7 replies to this topic

[pielover88888]

Hello everybody,

I have this..odd, to say the least, problem in my code..
here's the program: http://pastebin.com/hAm0LKJH (lol, ham.. mm..).

Try clicking on x one, any y for x one, and once you do that, x two, and have any y. I, temporarily, put a spacebar-to-exit, if your spacebar returns 57 it should work.

It miiiight exit to the shell if you hit any coordinate with an x of three, but that proved unreliable so I put the spacebar-to-exit "feature".

[Orwell]

The "mouse_click" event also returns the mouse buttons that's being pressed as the second value (1 for left click, 2 for right click and 3 for the middle mouse button, I believe). So instead of:

eT,x,y = os.pullEvent()

use this:

eT,button,x,y = os.pullEvent()

So 'button' will be 1 on left click. Don't forget to change:

if eT == "key" and x == 57 then break end

to:

if eT == "key" and button == 57 then break end

as well then.

Edit: Stuff like this is also on the wiki.

[Lyqyd]

It's not "mouse_click", x, y. It's "mouse_click", button, x, y. Try using the correct return values for your comparison.

[theoriginalbit]

 Orwell, on 12 January 2013 - 10:12 AM, said:

So 'button' will be 1 on left click. Don't forget to change:

if eT == "key" and x == 57 then break end

to:

if eT == "key" and button == 57 then break end

as well then.

I think you mean

if eT == "key" and button == 1 and x == 57 then break end

Button would never be 57, as you said it's 1, 2 or 3

[Orwell]

 TheOriginalBIT, on 12 January 2013 - 11:10 AM, said:

 Orwell, on 12 January 2013 - 10:12 AM, said:

So 'button' will be 1 on left click. Don't forget to change:

if eT == "key" and x == 57 then break end

to:

if eT == "key" and button == 57 then break end

as well then.

I think you mean

if eT == "key" and button == 1 and x == 57 then break end

Button would never be 57, as you said it's 1, 2 or 3

It would when the event was a key event O.o .

[remiX]

 Orwell, on 12 January 2013 - 11:11 AM, said:

 TheOriginalBIT, on 12 January 2013 - 11:10 AM, said:

 Orwell, on 12 January 2013 - 10:12 AM, said:

So 'button' will be 1 on left click. Don't forget to change:

if eT == "key" and x == 57 then break end

to:

if eT == "key" and button == 57 then break end

as well then.

I think you mean

if eT == "key" and button == 1 and x == 57 then break end

Button would never be 57, as you said it's 1, 2 or 3

It would when the event was a key event O.o .

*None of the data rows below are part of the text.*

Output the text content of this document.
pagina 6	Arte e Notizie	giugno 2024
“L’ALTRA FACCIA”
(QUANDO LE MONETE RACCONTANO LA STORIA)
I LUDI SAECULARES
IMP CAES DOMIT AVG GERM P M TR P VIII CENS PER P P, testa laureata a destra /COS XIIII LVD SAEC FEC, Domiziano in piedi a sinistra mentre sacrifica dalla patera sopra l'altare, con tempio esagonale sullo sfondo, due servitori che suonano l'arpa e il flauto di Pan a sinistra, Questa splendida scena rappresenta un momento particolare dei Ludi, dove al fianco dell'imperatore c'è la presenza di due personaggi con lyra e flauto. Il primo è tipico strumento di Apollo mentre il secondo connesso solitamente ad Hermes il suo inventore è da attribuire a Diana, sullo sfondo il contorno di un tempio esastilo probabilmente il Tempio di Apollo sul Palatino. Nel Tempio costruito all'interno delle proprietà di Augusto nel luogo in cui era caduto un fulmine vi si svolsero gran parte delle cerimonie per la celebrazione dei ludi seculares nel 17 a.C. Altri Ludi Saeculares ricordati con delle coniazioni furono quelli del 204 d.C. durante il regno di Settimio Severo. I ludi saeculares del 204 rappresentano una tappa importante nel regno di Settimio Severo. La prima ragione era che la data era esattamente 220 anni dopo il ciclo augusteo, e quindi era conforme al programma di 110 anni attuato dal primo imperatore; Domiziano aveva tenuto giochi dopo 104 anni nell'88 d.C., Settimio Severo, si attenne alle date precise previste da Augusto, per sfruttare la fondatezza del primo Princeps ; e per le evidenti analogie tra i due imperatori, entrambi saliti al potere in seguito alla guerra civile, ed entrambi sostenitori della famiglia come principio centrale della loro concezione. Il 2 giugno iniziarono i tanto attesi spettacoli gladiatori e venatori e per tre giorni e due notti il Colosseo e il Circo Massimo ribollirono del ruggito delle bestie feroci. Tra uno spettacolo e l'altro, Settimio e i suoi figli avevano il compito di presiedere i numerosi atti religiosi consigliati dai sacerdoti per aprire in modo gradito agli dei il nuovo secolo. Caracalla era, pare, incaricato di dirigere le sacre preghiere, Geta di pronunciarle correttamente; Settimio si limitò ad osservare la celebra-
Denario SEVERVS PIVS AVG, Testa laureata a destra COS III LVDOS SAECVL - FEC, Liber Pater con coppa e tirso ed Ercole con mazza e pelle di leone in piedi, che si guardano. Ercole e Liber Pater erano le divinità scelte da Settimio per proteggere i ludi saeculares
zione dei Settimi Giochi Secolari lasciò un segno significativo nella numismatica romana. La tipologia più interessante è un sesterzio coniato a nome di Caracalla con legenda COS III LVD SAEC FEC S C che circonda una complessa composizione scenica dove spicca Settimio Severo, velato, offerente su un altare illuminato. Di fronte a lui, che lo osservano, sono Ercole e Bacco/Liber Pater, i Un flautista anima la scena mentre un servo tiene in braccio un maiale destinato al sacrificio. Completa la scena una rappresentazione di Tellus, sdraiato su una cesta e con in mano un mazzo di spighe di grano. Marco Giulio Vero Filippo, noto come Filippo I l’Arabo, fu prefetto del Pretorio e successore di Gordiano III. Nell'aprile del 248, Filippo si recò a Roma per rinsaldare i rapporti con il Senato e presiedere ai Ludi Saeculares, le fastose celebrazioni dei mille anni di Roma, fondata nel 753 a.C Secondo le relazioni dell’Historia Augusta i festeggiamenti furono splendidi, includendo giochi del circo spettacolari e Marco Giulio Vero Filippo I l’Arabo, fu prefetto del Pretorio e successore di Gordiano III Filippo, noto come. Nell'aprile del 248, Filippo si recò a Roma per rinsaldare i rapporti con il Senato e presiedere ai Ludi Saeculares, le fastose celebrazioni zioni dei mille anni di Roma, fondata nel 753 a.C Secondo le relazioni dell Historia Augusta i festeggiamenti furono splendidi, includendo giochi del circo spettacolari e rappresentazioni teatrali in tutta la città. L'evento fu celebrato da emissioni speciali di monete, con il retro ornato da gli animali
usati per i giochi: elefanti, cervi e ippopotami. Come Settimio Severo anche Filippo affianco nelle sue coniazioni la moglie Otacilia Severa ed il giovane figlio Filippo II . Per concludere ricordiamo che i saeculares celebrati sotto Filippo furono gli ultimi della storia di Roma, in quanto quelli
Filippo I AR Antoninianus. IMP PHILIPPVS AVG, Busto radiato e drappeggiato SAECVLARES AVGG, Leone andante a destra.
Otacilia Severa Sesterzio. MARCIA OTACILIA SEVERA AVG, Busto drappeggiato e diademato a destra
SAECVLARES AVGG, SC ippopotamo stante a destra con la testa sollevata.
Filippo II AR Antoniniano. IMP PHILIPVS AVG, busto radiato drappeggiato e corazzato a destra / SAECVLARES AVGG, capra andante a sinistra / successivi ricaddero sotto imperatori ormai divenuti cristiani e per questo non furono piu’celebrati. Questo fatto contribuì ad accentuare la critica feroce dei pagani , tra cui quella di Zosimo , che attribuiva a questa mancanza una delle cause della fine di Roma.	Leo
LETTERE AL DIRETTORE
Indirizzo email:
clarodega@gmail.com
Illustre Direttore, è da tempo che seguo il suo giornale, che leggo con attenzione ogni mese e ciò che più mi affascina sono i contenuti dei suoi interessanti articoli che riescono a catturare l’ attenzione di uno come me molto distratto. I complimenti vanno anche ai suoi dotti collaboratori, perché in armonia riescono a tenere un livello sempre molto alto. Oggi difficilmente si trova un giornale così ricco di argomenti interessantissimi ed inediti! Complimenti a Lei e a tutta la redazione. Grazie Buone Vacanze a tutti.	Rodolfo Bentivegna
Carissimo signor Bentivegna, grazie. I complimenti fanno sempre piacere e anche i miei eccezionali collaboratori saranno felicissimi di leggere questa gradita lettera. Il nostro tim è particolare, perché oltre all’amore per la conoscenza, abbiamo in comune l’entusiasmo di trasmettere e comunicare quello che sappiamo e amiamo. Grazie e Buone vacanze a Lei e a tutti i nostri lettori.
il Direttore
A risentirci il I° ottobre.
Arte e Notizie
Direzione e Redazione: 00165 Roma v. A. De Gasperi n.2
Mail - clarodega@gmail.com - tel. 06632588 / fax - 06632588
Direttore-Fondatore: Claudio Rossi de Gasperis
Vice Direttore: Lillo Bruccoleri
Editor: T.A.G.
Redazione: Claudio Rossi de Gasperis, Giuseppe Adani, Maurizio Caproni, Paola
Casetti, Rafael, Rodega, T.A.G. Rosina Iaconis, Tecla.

This made me laugh. xD TOB probably didn't check the event />

[theoriginalbit]

 remiX, on 12 January 2013 - 11:17 AM, said:

 Orwell, on 12 January 2013 - 11:11 AM, said:

 TheOriginalBIT, on 12 January 2013 - 11:10 AM, said:

 Orwell, on 12 January 2013 - 10:12 AM, said:

So 'button' will be 1 on left click. Don't forget to change:

if eT == "key" and x == 57 then break end

to:

if eT == "key" and button == 57 then break end

as well then.

I think you mean

if eT == "key" and button == 1 and x == 57 then break end

Button would never be 57, as you said it's 1, 2 or 3

It would when the event was a key event O.o .

This made me laugh. xD TOB probably didn't check the event />/>

Ooohhhh oops haha... thats what I get for reading it when I'm tired... lol

[pielover88888]

Quite a conversation I stirred up but, thanks lol!
The if eT == "key" and x == 57 then break end, was so if you hit the spacebar, it quits.. which I will have to adjust once I edit eT, x, y = os.pullEvent() to eT, button, x , y = os.pullEvent()

Thanks guys! It works now! (In the case you want the corrected code, with a term.setCursorPos(1,9), a term.clear(), and a paintutils make black cell so it won't be fully blue, to happen upon spacebar, and a bug fix here: http://pastebin.com/jUvfw0uC )

EDIT: ugh, nevermind, the one bug fix was supposed to be if push == "true" then allow "INDEED" to be printed, but it does it with or without that. ugh.